Remedial Action Recommendation with Machine Learning and Genetic Algorithm

Prescriptive analytic sits at the top of a three tier analytic pyramid. The bottom layers are descriptive and predictive analytic. Prescriptive analytic entails action recommendations based on the results of descriptive and predictive analytic, which if executed will have have positive business impact. As an illustrative example, after a machine learning has predicted that a customer is very likely to churn in the near future, the business might be interested in getting some remedial action recommendations which if implemented will prevent the churn.

In this post we will go through a solution for remedial action based on predictive Machine Learning (ML) and Genetic Algorithm (GA) , using loan approval as an example. Following the rejection of a loan application by the ML model, the bank may be interested in a set of remedial action recommendations for the applicant, so that the negative outcome can turned around to a positive one. The implementation is available in my OSS Github repo avenir.

Remedial Action with Counterfactual Analysis

The ML model makes predictions based on values of a set of features. Counterfactual analysis involves using alternative values of the features and evaluate the outcome i.e how the ML prediction changes for our use case. Essentially it’s a “what if” kind of analysis.

There are many possible candidate solutions that will result in a positive ML prediction. However, we are interested in an optimum set of new feature values, based on some definition of cost of change that will result in positive ML model prediction. Genetic Algorithm helps us finding the optimum feature values among many candidate set of of values

Pulling all these ideas together, here are the steps for remedial action recommendation using a case with negative ML model prediction.

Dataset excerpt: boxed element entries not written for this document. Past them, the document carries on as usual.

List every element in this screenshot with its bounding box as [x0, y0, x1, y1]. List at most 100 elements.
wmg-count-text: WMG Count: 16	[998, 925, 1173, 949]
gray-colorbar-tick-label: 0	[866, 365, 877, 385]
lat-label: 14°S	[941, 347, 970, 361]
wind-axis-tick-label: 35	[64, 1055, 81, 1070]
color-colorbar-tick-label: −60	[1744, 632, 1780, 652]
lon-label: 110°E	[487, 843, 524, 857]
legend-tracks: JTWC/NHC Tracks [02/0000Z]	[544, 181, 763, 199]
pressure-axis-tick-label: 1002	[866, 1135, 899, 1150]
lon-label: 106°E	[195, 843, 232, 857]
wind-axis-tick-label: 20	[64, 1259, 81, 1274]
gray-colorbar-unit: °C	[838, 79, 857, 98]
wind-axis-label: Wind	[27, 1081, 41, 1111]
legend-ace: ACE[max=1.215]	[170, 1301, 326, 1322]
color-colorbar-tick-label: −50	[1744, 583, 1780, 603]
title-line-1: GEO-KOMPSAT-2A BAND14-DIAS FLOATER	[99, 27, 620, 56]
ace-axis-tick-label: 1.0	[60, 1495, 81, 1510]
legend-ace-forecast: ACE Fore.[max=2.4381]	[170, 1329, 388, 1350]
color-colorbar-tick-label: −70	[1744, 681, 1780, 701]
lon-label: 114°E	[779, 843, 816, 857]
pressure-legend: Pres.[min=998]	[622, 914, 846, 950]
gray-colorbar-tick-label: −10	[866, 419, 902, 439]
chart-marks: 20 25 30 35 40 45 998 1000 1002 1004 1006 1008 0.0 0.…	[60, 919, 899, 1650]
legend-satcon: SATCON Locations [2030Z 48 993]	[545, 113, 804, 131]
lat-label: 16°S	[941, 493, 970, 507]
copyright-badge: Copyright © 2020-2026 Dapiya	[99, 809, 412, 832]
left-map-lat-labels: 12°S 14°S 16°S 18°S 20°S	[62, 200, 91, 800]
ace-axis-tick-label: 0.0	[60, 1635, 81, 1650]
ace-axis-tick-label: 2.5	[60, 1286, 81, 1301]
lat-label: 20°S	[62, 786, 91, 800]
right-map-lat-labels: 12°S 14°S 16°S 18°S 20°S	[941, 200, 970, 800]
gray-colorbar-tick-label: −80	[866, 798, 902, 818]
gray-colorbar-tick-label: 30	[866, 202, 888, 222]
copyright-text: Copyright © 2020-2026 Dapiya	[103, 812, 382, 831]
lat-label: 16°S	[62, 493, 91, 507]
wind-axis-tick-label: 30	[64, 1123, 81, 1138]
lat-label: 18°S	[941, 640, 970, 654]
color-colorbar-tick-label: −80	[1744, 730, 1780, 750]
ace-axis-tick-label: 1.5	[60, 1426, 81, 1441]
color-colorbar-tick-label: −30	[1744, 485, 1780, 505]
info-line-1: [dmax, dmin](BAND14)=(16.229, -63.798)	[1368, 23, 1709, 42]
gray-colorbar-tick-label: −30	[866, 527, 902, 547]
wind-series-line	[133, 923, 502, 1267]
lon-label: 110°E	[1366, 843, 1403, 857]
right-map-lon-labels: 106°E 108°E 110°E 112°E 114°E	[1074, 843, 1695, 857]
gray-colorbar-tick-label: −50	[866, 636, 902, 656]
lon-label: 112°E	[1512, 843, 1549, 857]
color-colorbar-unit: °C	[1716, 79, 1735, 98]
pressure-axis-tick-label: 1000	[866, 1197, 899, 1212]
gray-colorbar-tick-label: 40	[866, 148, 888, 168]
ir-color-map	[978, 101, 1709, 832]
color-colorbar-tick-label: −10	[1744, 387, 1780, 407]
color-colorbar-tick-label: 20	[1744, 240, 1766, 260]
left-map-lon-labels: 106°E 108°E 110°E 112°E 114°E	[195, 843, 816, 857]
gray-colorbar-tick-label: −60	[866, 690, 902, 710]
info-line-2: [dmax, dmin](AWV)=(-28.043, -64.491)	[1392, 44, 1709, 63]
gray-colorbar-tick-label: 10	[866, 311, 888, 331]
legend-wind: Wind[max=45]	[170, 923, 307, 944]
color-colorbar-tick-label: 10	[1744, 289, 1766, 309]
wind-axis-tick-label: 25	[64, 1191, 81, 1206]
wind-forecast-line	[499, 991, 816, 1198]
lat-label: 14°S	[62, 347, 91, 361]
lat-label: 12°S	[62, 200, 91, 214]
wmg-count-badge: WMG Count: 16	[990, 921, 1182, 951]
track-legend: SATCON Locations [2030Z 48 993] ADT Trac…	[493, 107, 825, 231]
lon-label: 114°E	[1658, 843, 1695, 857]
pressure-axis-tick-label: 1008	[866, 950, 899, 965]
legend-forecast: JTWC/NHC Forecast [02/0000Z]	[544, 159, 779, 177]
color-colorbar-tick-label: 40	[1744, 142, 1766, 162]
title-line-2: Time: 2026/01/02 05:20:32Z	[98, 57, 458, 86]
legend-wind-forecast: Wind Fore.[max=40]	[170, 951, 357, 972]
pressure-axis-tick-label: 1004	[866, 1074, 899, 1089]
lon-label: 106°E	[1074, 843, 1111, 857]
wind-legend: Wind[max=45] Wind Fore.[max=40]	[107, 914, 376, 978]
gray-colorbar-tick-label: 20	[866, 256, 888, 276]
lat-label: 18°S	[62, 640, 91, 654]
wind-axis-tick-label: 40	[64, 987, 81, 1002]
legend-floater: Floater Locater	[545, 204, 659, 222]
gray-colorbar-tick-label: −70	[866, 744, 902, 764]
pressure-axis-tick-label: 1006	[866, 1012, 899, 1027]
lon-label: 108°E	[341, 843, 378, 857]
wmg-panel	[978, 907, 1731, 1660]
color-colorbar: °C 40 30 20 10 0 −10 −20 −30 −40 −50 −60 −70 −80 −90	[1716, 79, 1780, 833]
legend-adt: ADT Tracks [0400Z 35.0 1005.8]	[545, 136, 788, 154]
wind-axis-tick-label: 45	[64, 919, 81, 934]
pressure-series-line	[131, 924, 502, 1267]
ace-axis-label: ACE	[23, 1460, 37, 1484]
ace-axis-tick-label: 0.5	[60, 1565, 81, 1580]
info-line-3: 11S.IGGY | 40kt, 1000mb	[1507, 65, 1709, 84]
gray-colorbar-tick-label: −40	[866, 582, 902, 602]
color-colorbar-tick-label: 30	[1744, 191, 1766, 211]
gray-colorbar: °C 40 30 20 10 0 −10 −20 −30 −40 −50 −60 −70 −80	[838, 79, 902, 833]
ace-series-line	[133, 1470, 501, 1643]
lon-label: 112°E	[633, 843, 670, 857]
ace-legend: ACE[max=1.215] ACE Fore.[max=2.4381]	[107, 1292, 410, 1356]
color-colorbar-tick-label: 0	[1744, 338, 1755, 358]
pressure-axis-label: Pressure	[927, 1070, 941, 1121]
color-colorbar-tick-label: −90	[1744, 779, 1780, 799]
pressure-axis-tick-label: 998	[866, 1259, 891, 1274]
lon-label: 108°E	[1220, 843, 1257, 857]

Choose the free features that will be changed (e.g existing debt for a loan application)
For each feature variable that can change, define cost per unit change of the variable value in configuration
There is cost associated with the ML predicted probability also. The cost is highest at predicted probability of 0.5 and the cost decreases as the predicted probability goes up. This also defined in the configuration
Use GA to generate candidate solution.
For each candidate solution, calculate cost for changes made in free feature variables
Use ML model to make prediction. If the prediction is negative , reject the candidate solution, otherwise calculate cost based on the ML predicted probability.
Repeat the last 3 steps while keeping track of the best solution found so far

Essentially it’s an optimization problem as follows. We are generating candidate solution such that the cost of making changes in the free variables with respect to the baseline feature values is minimum, subject to the condition that the model predicted outcome probability for the candidate solution is greater than 0.5 and as high as possible.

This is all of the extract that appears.